Its like the RAGBRAI of Germany just broke out in front of our house, sorta.


By no planning of our own we came to live on the Deutsch Weinstraße (German Wine Route). We didn’t even know there was a Deutsch Weinstraße when we found this house, but it turns out this Weinstraße thing is a pretty big deal.  The Weinstraße runs north and south through Germany and is dotted by small and medium sized cities and hamlets alike that are a big tourist attraction for all of the scenery, castles, restraunts, and of course wineries.

When I say  “we live on the Weinstraße”, I don’t mean it in the sense that we live in a town that the Weinstraße runs through (although we do, the name of our town is Neusadt an der Weinstraße, and that by itself is a privilege). What I mean specifically is that street outside our door is the actual Weinstraße. Our street address is Weinstraße 35, our neighbors are a wineries….We live on the Weinstraße.   Most days out of the year it seems like the Weinstraße is just like any other street, cars, bikes, walkers, etc.  But what we’re learning is that the Weinstraße and the towns along it frequently host festivals & events centered around the wine culture. 

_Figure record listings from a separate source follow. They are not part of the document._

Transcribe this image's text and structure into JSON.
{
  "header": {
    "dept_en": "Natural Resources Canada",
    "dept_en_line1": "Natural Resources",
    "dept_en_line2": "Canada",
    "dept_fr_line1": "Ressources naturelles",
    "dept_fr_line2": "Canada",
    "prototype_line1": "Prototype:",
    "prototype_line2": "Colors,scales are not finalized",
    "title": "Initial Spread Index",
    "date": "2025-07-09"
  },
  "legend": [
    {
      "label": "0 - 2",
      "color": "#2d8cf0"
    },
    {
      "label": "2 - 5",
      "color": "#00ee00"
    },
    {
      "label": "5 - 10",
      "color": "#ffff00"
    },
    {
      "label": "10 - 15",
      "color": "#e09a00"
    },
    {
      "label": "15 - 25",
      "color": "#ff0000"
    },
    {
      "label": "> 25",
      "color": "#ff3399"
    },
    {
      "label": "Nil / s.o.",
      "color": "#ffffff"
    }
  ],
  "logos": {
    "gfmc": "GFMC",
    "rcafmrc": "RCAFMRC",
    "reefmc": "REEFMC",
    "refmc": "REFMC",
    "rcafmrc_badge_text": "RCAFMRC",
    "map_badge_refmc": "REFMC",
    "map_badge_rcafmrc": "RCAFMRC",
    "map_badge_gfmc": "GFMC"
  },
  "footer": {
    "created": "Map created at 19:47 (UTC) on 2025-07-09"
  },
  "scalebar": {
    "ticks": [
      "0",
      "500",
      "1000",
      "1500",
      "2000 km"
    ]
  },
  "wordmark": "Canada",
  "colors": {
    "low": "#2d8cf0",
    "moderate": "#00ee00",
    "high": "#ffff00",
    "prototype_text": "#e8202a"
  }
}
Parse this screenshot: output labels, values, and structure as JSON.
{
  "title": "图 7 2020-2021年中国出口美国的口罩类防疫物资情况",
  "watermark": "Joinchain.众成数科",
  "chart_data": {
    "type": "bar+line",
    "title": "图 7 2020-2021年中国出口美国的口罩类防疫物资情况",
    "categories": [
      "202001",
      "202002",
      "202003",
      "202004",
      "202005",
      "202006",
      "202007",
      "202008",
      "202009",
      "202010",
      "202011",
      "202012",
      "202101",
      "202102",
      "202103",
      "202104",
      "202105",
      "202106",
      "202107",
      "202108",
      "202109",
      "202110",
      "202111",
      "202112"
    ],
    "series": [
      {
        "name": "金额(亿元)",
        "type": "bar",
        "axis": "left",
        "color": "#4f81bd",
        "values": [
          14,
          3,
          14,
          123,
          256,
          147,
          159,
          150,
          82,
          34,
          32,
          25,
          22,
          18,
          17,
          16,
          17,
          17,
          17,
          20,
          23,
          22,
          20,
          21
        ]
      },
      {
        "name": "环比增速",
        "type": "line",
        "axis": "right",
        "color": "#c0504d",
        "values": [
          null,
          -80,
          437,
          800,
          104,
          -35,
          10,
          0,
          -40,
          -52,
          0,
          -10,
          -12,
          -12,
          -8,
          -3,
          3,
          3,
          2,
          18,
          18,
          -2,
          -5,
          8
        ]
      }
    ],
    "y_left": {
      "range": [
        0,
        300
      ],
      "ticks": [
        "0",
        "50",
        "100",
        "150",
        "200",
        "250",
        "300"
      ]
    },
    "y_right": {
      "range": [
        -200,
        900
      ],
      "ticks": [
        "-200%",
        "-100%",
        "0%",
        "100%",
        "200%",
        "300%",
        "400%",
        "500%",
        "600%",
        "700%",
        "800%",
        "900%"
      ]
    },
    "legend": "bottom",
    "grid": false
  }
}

I learned about one just last week was visiting our neighbors (Hans and Eva Nickel, Weingut Kaiserstuhl).   They were mentioning all of the parties and festivals throughout the year, especially one coming up the next week.  I was having a hard time keeping up with the conversation in German but I caught one part that stood out. “Did you say kein auto? No cars allowed on the street?”.  Yup, 85km of the street closed all day for Erlebnistag Deutsche Weinstraße.  No exit, no entry, except by foot or bike.  Its like a mini RAGBRAI except they have wine and cheese instead of Bud Light and hotdogs.

Weinstraßse at noon today

On an average day.

The picture on the left is our street, I took for our movers last week. This is our street on a “normal” day. The  picture on the right is our street this afternoon. What you can’t see in the picture is the live music, smell of flammkuchen and wurst and associated jubilee.